AS for him moving out of your space without actually smacking him, have you tried smacking your booted foot? So that it makes a surprising noise?
Or smacking your thigh with your palm, good and loud? I am sure he knows you are a pushover now, so you might need to kind of shock him a bit and then create a "new " you who is not quite so nice and intimate and cozy with him.
     
    12-10-2011, 09:50 PM
  #8
Yearling
THR, I totally do understand where you are coming from. I've been there with my now-6 year old. It will get better and until then, it's 2 steps forward and 1 step backward. The good news is that this guy totally trusts you. The bad news is that he's maybe just not quite enough "in awe" of you (as in 'shock and awe'), in terms of respect.

With my guy, I had a lot of trouble with him being in my space. Nothing worked. I couldn't teach him to lunge because I couldn't get him far enough out of my bubble to 'send him'. I sent him to a trainer for his 3 year old training and it took maybe one day for that man to teach him about boundaries. The trainer showed me what he was doing and I was successful in getting him out of my space after that. Today, when he 'forgets' I can point at his chest and he backs up, or in extreme situations, wave my hand in front of his nose.

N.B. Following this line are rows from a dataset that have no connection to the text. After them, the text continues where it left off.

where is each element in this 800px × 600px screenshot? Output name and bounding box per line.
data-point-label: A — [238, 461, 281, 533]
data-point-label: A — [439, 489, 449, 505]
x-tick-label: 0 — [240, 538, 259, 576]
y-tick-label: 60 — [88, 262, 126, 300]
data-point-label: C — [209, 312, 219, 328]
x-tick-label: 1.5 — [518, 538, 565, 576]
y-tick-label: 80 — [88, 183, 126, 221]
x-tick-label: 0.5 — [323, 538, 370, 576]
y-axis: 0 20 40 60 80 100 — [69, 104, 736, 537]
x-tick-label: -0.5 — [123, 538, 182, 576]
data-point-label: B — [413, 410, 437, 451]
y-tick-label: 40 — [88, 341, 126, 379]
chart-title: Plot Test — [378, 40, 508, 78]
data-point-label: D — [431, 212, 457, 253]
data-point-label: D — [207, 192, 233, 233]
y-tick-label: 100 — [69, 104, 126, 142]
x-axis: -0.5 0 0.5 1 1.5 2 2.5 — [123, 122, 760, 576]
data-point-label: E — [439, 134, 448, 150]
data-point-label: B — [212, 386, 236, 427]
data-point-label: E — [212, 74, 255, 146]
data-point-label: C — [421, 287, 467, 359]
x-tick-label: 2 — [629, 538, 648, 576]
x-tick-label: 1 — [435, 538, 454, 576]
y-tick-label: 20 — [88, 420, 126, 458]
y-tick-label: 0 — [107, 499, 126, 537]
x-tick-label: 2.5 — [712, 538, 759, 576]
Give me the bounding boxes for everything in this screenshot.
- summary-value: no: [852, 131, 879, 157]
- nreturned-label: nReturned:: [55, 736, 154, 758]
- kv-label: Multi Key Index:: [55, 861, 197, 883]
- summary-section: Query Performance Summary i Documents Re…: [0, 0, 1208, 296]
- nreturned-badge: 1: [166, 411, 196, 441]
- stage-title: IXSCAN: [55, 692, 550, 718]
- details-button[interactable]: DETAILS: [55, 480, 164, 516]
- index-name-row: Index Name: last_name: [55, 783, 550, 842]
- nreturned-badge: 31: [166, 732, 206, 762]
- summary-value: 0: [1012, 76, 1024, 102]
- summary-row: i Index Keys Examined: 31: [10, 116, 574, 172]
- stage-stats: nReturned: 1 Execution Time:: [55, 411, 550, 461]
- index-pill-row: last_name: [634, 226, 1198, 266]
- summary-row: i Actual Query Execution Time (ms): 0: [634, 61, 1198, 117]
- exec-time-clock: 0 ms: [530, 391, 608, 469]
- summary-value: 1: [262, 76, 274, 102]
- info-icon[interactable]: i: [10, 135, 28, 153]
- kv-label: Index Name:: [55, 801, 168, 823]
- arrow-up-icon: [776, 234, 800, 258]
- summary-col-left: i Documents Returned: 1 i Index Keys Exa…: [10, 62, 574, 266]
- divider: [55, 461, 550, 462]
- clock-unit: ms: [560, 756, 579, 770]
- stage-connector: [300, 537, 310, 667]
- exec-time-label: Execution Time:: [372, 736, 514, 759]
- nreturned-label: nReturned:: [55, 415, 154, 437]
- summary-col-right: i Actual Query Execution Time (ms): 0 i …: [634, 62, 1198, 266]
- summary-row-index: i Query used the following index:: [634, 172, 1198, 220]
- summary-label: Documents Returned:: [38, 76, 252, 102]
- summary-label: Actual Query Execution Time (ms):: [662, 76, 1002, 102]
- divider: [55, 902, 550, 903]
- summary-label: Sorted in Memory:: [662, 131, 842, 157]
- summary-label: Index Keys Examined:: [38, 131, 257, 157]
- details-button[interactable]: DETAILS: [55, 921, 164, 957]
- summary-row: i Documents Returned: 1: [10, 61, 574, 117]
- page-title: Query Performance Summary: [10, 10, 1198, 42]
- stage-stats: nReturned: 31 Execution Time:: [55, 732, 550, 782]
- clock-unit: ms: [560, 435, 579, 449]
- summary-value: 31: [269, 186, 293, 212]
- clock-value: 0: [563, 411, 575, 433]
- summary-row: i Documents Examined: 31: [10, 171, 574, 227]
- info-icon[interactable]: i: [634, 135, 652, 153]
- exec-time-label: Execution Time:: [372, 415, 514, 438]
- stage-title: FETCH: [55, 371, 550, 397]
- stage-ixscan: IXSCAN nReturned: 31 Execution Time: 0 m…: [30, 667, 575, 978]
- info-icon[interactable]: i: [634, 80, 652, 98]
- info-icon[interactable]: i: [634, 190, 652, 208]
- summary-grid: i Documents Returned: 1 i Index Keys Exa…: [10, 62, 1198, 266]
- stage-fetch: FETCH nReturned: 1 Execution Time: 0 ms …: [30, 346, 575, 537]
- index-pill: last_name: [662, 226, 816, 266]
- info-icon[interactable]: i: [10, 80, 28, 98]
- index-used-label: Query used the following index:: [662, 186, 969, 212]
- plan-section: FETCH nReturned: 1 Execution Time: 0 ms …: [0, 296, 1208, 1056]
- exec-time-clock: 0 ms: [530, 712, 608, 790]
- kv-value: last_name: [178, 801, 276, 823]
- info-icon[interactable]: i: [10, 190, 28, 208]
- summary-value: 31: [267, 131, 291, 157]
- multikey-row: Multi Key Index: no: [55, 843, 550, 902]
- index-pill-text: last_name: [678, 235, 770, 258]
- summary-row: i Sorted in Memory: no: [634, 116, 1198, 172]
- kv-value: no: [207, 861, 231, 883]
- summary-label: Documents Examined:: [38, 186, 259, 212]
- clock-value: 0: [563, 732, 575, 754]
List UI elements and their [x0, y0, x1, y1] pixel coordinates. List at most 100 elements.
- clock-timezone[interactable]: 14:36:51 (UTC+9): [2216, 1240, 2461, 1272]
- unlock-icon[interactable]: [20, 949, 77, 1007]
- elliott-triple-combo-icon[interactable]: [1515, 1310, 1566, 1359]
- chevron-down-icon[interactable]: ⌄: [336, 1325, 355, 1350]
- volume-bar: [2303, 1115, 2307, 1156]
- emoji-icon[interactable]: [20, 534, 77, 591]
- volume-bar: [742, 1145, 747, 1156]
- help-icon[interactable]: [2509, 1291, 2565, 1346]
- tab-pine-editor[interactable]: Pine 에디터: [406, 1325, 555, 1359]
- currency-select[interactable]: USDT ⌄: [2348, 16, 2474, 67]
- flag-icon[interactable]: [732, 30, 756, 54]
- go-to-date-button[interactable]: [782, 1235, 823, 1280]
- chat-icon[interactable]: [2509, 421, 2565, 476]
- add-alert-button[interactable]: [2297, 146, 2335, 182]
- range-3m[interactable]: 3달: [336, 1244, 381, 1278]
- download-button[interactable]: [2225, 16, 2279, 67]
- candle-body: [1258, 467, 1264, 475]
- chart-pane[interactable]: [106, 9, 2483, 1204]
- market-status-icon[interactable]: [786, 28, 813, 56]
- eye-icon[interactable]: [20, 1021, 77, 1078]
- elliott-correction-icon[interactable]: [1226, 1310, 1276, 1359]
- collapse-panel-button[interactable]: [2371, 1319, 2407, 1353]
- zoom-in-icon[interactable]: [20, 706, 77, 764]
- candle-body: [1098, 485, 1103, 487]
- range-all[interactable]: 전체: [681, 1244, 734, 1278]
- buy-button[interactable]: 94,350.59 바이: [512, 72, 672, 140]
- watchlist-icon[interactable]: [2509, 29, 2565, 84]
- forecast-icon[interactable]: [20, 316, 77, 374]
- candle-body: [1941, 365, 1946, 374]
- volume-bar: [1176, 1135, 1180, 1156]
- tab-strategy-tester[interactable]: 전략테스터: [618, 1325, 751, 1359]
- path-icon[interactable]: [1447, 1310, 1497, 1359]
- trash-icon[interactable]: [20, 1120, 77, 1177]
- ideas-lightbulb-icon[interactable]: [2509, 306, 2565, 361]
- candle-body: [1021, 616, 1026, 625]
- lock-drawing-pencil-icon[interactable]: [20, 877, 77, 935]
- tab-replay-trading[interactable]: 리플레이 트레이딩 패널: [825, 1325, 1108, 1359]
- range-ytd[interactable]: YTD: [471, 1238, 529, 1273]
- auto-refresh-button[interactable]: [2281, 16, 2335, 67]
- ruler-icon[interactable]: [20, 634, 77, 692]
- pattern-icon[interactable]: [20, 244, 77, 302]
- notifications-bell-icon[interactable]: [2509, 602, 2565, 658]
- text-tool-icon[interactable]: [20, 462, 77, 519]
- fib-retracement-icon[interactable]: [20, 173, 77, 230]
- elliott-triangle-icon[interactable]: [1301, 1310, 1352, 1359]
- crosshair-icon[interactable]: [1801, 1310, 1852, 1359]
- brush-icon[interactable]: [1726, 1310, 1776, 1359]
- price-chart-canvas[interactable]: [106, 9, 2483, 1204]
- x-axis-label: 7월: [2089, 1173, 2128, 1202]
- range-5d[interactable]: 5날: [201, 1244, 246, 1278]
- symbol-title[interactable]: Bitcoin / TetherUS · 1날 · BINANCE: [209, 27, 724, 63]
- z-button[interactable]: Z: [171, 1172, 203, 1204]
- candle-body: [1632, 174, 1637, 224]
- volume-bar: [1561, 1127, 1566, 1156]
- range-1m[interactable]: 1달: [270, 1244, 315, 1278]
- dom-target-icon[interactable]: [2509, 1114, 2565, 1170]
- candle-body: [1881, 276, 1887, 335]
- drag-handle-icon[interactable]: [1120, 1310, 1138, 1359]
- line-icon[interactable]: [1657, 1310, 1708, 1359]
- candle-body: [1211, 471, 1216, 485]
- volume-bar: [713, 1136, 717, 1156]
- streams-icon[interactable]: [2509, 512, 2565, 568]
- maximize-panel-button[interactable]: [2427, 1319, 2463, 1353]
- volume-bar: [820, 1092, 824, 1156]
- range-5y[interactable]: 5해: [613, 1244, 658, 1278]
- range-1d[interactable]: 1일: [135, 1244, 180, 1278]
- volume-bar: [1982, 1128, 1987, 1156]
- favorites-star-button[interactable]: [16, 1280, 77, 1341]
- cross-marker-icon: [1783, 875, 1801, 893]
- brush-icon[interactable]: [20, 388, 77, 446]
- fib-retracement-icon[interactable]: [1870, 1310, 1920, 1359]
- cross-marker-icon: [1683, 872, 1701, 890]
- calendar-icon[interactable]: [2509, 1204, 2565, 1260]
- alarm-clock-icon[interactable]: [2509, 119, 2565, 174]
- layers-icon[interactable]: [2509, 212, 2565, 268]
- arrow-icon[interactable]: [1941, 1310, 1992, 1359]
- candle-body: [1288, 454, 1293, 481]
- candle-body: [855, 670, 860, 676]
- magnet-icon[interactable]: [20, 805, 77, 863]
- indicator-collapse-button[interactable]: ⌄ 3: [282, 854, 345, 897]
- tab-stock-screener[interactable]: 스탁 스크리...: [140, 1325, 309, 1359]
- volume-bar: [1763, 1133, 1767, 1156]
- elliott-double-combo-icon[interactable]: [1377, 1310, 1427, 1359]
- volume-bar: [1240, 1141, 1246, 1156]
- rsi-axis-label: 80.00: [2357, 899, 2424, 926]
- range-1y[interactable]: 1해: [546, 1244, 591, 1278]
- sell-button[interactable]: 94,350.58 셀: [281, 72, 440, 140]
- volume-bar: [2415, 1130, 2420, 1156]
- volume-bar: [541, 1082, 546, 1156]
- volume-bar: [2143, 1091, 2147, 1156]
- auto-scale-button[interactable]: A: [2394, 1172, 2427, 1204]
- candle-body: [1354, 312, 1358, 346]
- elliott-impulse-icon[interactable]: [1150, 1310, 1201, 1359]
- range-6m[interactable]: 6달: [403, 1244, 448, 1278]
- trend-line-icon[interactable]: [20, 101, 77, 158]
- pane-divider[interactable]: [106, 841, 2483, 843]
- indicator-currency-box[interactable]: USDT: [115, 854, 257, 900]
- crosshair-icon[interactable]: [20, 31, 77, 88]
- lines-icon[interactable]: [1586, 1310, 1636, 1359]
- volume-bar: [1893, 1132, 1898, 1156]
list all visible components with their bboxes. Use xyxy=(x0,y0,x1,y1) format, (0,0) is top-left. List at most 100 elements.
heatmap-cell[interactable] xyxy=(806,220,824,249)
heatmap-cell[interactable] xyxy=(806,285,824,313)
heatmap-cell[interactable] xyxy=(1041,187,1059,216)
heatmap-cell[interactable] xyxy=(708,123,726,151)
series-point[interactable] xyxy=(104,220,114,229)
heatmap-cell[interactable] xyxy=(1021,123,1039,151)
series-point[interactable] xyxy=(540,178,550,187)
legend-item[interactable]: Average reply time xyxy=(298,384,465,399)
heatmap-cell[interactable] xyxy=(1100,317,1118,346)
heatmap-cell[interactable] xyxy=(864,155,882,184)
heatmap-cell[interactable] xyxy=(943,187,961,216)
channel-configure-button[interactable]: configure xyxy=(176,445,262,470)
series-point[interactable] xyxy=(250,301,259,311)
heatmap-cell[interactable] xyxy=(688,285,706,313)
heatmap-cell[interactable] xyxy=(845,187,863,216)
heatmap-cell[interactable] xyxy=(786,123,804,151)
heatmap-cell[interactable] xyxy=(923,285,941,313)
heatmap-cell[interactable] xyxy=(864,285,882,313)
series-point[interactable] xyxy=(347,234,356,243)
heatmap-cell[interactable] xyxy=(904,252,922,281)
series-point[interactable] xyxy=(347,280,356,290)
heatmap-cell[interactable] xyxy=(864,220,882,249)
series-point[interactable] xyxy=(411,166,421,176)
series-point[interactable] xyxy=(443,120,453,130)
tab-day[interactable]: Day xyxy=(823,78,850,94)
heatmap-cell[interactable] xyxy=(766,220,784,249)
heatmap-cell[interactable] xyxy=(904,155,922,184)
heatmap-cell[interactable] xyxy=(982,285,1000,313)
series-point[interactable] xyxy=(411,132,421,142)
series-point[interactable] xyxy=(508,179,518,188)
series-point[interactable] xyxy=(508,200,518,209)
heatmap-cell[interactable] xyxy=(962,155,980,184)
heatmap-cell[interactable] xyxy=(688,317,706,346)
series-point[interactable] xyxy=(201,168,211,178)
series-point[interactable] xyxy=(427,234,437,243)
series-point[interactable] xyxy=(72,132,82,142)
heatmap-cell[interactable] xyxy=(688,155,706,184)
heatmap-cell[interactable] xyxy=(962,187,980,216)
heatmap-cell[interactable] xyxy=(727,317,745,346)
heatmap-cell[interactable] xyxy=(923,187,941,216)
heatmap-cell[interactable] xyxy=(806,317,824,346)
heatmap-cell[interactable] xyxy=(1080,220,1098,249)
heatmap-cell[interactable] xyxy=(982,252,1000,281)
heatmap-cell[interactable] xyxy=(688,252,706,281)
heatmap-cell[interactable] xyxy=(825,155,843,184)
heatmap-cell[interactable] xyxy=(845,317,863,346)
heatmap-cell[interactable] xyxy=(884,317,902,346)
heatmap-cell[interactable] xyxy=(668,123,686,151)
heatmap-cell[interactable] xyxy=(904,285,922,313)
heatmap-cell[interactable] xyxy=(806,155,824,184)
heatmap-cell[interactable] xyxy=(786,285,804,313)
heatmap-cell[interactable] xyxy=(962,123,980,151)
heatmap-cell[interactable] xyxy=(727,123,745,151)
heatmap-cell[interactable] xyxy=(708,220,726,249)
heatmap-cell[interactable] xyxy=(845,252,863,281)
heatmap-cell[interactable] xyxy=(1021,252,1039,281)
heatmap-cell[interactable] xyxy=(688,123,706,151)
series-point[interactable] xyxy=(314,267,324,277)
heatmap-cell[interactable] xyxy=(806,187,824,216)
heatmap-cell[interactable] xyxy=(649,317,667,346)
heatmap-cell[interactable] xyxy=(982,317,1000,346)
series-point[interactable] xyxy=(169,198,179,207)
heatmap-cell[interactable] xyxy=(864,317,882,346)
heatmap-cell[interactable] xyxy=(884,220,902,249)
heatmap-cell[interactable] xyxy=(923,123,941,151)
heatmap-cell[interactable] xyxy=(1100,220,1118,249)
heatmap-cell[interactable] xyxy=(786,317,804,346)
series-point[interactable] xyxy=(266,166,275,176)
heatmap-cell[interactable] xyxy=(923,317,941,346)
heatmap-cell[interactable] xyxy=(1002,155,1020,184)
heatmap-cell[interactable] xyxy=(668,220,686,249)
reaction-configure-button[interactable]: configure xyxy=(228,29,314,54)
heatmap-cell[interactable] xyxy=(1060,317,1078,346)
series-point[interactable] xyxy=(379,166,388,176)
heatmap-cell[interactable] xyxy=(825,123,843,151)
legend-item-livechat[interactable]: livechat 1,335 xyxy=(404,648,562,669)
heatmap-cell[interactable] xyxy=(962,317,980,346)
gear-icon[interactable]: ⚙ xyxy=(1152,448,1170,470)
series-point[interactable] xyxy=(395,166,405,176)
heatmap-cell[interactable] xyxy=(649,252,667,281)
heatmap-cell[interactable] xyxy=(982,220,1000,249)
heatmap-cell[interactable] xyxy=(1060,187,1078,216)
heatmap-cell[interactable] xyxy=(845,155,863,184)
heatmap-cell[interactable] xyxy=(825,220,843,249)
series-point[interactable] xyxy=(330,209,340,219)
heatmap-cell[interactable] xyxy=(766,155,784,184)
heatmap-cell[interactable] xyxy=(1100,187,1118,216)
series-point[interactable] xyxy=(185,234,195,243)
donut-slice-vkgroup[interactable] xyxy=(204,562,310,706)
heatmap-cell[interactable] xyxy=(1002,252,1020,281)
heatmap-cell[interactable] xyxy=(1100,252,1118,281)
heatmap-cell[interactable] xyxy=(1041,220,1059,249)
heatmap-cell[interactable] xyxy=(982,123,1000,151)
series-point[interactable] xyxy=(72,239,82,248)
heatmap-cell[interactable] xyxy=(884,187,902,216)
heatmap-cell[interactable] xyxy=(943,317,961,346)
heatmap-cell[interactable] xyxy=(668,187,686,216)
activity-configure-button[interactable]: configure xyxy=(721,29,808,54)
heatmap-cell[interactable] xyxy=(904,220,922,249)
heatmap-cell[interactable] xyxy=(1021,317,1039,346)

He has felt the toe of my boot in his chest before if he does not move, so he knows I mean it and I don't have to have a whip in my hand. (The end of a lead rope works, too.)

So...I had never worked with a baby before, and I know you've got tons of experience so your case is different. But, just like me, you've got lots of emotion tied up in this colt of yours and you're worried about making sure he turns out right and is a horse that you want to have in your 'family' for the next 30 years. To be pleasant to be around, manners are a must.

Maybe, like me, seeing what someone else can do with him after a manners lesson will give you just the bit of extra training edge that you need with him. In other words, I wish now that I had sent Dallas off for a week or two for the manners and ground work alone. It would have made him much more pleasant to be around for the year or so before we actually sent him to the trainer!

Edited to add: Yes to Tiny's comments!! Said better than I could have!
     
    12-10-2011, 09:54 PM
  #9
Showing
You can do this :)!
     
    12-10-2011, 09:58 PM
  #10
Green Broke
Thanks guys.

He's pretty desensitized to me, the whip, the end of the lead rope, you name it.

I had a trainer help me for a few hours last year and he told me basically the same thing- that the horse should move off with a purpose and energy. He told me he would get aggressive if I "picked" on him all the time, and it was better to actually smack him hard with the whip than tap at him. Basically he said don't use the whip unless I needed to, but when I did need to use it, make an impression. He said most of his clients didn't have to carry a whip after a couple of weeks. Here I am almost a year later, still carrying a whip. He doesn't yield space hardly at all without it.

I guess part of the problem is I really don't want to whack him and he knows it. So he sort of half-heartedly obeys but doesn't really take me seriously.

When he DOES take me seriously, like say one time I was lunging him and he kept putting his head down to grab at some grass, I got after him with the whip and then he had a tantrum and bolted and got away from me. Very bad thing for him to get away with, because he's done that a few times now. It's like if I correct his behavior he's liable to have a tantrum and then I am out there working with him for a couple of hours instead of a nice short, sweet session like it should be.

So I don't know. I will just keep at it. Try to be firm (yes, I am a big softy) and try to have a more workmanlike attitude with him. Instead of "I am his mom and he is the love of my life" which is kind of how I feel towards him.

At first I never really could see the problem. Other horse people could. He would march right up and put his head through the fence and they would think it was rude and I would think he is just being friendly. But now I realize even being "friendly" is rude behavior on his part.